As elites do dinheiro e do privilégio conseguiram
voltar. Apoiados por parlamentares corruptos, de costas ao povo e moucos ao
clamor das ruas e por uma coligação de forças que envolve juizes justiceiros, o
Ministério Público, a Polícia Militar e parte do Judiciário e da mídia
corporativa, reacionária e golpista não sem o respaldo da potência imperial
interessada em nossas riquezas, forjaram a demisão da Presidenta Rousseff. O
real motor do golpe é o capital financeiro, os bancos e os rentistas (não
afetados pelas políticas dos ajustes fiscais).
Com razão denuncia o cientista politico Jessé
Souza: “O Brasil é palco de uma disputa entre dois projetos: o sonho de um país
grande e pujante para a maioria; e a realidade de uma elite da
rapina que quer drenar o trabalho de todos e saquear as riquezas do país para o
bolso de meia dúzia. A elite do dinheiro manda pelo simples fato de
poder “comprar” todas as outras elites” (FSP 16/4/2016).

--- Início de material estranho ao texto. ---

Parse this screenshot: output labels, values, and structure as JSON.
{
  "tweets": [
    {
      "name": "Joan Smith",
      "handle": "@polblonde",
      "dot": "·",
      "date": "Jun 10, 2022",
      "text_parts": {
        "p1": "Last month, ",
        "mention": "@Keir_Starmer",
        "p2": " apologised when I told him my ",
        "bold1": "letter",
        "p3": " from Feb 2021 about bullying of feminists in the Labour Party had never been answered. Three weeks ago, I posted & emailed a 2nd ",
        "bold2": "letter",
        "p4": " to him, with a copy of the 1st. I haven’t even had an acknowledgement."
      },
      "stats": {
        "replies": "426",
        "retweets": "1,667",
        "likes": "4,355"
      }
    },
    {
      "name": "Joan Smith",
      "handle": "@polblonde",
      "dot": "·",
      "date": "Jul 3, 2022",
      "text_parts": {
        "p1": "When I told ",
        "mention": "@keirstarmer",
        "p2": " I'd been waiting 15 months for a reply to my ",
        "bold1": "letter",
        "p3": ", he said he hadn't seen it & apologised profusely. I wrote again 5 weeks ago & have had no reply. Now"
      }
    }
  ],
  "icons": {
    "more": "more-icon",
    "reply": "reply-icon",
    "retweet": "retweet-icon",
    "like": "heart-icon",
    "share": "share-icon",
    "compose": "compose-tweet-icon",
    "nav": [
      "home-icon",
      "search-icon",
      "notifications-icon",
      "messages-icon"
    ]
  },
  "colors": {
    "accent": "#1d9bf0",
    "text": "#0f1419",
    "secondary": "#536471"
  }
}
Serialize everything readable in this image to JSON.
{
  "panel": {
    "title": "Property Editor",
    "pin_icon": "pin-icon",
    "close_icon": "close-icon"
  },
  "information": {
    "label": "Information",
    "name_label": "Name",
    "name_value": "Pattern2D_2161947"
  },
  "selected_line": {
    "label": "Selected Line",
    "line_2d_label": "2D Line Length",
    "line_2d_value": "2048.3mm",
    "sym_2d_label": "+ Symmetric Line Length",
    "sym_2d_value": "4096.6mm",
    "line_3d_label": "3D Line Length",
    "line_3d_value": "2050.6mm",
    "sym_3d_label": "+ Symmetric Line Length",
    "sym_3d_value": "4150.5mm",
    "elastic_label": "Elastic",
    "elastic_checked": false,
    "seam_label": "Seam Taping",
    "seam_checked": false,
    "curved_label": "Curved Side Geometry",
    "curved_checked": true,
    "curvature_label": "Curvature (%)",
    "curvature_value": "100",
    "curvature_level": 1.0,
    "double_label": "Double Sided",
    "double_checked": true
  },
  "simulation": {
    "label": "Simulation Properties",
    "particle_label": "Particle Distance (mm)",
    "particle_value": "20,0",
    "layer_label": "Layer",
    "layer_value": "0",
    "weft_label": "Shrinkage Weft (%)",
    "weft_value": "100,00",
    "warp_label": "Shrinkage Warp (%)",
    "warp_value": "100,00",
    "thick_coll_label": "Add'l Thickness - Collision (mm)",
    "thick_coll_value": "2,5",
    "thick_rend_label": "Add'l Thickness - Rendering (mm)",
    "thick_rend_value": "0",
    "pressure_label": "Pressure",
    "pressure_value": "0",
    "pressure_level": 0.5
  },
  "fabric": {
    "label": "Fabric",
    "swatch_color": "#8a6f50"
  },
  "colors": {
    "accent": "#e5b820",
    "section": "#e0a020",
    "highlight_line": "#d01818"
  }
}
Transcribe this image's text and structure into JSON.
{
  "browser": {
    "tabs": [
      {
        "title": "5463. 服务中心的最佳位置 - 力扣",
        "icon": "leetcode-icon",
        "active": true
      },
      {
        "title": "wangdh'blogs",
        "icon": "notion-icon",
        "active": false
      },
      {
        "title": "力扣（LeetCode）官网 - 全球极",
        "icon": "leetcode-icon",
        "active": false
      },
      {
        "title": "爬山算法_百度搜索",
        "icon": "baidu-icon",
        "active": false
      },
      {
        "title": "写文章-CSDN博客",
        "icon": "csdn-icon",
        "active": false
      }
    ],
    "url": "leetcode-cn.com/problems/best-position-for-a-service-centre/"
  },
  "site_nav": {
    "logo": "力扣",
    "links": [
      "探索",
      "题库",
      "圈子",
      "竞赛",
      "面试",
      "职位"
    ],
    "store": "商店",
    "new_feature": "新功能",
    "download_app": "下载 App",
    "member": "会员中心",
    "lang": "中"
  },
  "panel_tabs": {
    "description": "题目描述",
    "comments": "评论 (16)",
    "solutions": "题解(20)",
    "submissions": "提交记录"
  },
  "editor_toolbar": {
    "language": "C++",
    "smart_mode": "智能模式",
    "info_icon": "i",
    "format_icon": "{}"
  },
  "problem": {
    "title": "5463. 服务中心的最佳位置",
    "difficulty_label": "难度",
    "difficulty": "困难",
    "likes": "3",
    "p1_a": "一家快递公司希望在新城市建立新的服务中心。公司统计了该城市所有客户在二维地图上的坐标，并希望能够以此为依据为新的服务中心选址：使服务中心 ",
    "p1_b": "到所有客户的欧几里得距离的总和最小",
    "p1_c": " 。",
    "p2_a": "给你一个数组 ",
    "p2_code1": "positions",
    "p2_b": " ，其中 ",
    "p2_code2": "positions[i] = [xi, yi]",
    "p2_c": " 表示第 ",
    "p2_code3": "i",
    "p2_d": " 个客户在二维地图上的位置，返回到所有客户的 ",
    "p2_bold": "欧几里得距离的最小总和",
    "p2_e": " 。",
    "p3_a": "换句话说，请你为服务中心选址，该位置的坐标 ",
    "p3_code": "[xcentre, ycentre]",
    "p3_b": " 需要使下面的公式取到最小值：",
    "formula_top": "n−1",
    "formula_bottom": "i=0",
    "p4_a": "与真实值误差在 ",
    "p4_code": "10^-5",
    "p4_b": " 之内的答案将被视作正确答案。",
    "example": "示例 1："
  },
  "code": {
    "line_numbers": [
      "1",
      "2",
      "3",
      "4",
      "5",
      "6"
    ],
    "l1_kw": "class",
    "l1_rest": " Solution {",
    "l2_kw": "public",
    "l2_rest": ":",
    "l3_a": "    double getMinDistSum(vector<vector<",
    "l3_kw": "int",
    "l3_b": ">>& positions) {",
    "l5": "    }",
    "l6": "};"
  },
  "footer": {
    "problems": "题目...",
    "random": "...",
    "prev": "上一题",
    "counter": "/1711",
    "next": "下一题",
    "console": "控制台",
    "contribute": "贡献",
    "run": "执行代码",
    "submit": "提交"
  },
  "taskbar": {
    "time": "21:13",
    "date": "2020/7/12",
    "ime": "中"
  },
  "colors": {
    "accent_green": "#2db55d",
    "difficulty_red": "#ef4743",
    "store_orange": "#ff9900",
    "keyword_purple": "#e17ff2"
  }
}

A tristeza é constatar que todo esse processo de
expoliação é consequência da velha política de conciliação dos donos do
dinheiro entre si e com os governos, que vem desde o tempo da Colônia e da
Independência. Lula-Dilma não conseguiram ou não souberam superar a arte
finória desta minoria dominante que, a pretexto da governabilidade, busca a
conciliação entre si e com os governantes, concedendo alguns benefícios ao povo
a preço de manter intocada a natureza de seu processo de acumulação de riqueza
em altíssimos níveis.
O historiador José Honório Rodrigues que estudou a
fundo a conciliação de classe sempre de costas ao povo, afirma com razão: ”a
liderança nacional, em suas sucessivas gerações, foi sempre anti-reformista,
elitista e personalista… A arte de furtar é nobre e antiga praticada por essas
minorias e não pelo povo. O povo não rouba, é roubado… O povo é cordial, a
oligarquia é cruel e sem piedade…; o grande sucesso da história do Brasil é o
seu povo e grande decepção é a sua liderança” (Conciliação e Reforma no
Brasil, 1965, pp. 114;119).
Estamos vivendo a repetição desta maléfica
tradição, da qual jamais nos libertaremos sem o fortalecimento de um
anti-poder, vindo do andar de baixo, capaz de derrubar esta clique perversa e
instaurar um outro tipo de Estado, com outro tipo de política republicana, onde
o bem comum se sobrepõe ao bem particular e corporativo.
O Natal deste ano é um Natal sob o signo de
Herodes. Não obstante, cremos que a divina Criança é o Messias libertador e a
Estrela é generosa para nos mostrar melhores caminhos.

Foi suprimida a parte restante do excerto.